Passengers in public service vehicles were educated on the importance of using seat belts. For an authority known more for making unwarranted arrests and given to knee-jerk reactions in dealing with the road menace, this came as a big surprise.
Days before this, NTSA had shamed a number of drivers by forcing them to carry placards besides the road declaring that they were errant drivers until another reckless driver was flagged down.
The placards read: “Kindly observe lane discipline, don’t be like me.” Wayward drivers along the black spot known as Sachangwan were also forced to wear reflective jackets for not observing lane discipline and staying within the designated speed limit.
It is a well-documented fact that the behaviour of most Kenyans, whether motorists or pedestrians has sunk so low and conversely, caused the number of deaths from road accidents to go high.
Overlapping, speeding, driving on sidewalks, picking and dropping off passengers at undesignated places, talking on the phone while crossing the road, refusal to use Zebra Crossings and foot bridges as a safety measure have become the order of the day.
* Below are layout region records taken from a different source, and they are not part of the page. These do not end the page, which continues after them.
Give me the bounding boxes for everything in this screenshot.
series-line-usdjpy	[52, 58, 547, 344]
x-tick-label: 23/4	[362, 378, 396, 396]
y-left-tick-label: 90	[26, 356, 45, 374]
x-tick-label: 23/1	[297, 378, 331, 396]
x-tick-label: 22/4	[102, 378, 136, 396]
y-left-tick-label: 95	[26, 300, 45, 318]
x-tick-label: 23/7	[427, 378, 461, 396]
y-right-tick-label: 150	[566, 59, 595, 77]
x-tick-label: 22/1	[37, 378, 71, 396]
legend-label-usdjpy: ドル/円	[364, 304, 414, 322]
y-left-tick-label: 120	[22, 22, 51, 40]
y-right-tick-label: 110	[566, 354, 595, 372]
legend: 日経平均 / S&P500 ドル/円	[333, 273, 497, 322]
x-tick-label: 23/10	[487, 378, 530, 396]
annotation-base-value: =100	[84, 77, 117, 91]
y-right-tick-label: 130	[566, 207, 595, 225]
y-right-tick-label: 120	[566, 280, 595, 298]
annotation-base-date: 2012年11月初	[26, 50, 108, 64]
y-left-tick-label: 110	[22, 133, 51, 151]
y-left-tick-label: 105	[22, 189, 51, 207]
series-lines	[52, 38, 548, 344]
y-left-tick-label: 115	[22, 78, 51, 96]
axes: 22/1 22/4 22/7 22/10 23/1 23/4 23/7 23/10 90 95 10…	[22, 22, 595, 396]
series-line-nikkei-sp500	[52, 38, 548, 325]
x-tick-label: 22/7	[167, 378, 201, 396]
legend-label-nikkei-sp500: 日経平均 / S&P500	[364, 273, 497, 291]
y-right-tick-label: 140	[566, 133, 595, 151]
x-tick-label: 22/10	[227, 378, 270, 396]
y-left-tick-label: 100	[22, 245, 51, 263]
Despite the fact that the National Transport and Road Safety Authority has had a measure of success in reining in errant drivers, we must question some of their methods. While many may have applauded NTSA for embarrassing the unfortunate drivers, this raises a major concern; do such measures have a legal backing?
As effective as it might be, it is important for NTSA to institutionalise the punishment to avoid drawing upon itself expensive legal suits.